In need of a palate cleanser? How about a Pakistani mango? Well, the bad news is they’re nearly impossible to get in the US, and Eater explains why:
That’s how I ended up driving two hours each way to and from the Detroit airport to pick up 12 boxes of irradiation-treated mangoes from Karachi, Pakistan. When I arrived at the airport, I pulled off on a side road I’d never been on before. The cargo facility’s waiting area was small, with only one attendant. I showed him my phone; a green WhatsApp message displayed the information for the package. “You’re here for the mangoes?” he asked.
Despite the article’s headline, Pakistani mangoes are actually legal in the US, but the many regulatory hurdles - they must be irradiated in special facilities, and the packaging must meet USDA standards - mean that only a few intrepid importers are able to get them here.

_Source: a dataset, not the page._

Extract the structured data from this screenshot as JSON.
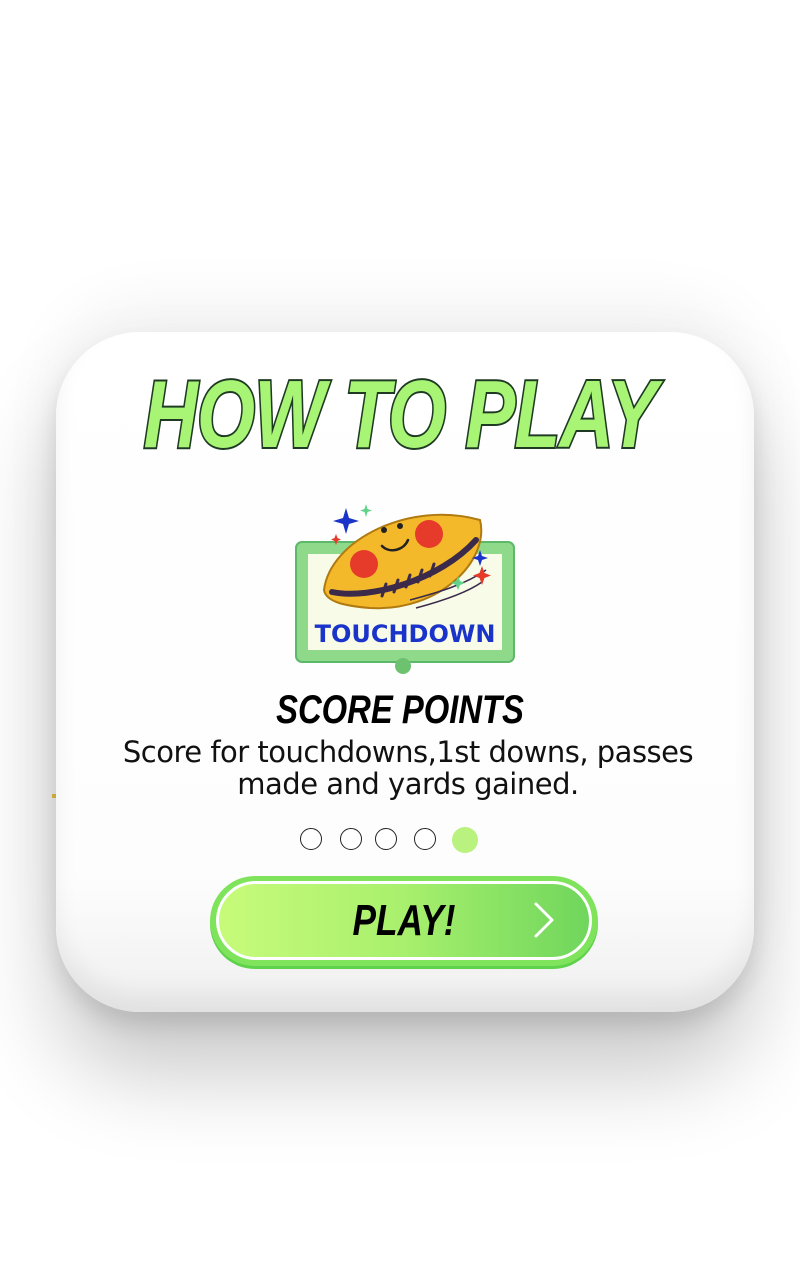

Complex webs of freelance importers, resellers, and helpful aunties collaborate to get boxes of the sweet fruit to mango lovers stateside.
We talk a lot about weak and broken supply chains, but moving delicate fruit around the world really is a logistical challenge - these mangoes can go bad in a matter of days, so time is of the essence. I’ve never had a Pakistani mango, and Pakistan isn’t on my list of future travel plans, but after reading this article I’m tempted to go on an underground WhatsApp group to pay $7 dollars to taste one:
Whereas the supermarket mangoes I grew up eating are fibrous and weirdly crisp and have little discernible fragrance, Pakistan’s Anwar Ratol and Chaunsa mangoes — the kind I picked up from the Detroit airport’s cargo bay — smell strongly of flowers and have a custardlike creaminess that drips with sticky-sweet juice.
The Mainichi - “A 22-year-old former member of a Japanese boy band has been arrested on suspicion of swindling cash from a woman in her 20s as a "deposit" for the opportunity to "meet idol group members."”
Atlantic - “Facebook is not merely a website, or a platform, or a publisher, or a social network, or an online directory, or a corporation, or a utility. It is all of these things. But Facebook is also, effectively, a hostile foreign power.”
King 5 - “New documents obtained by KING 5 reveal a Seattle driving school sold fake passing grades for hundreds of dollars to at least 2,000 applicants. In some cases, the fraudulent tests sold for thousands of dollars.”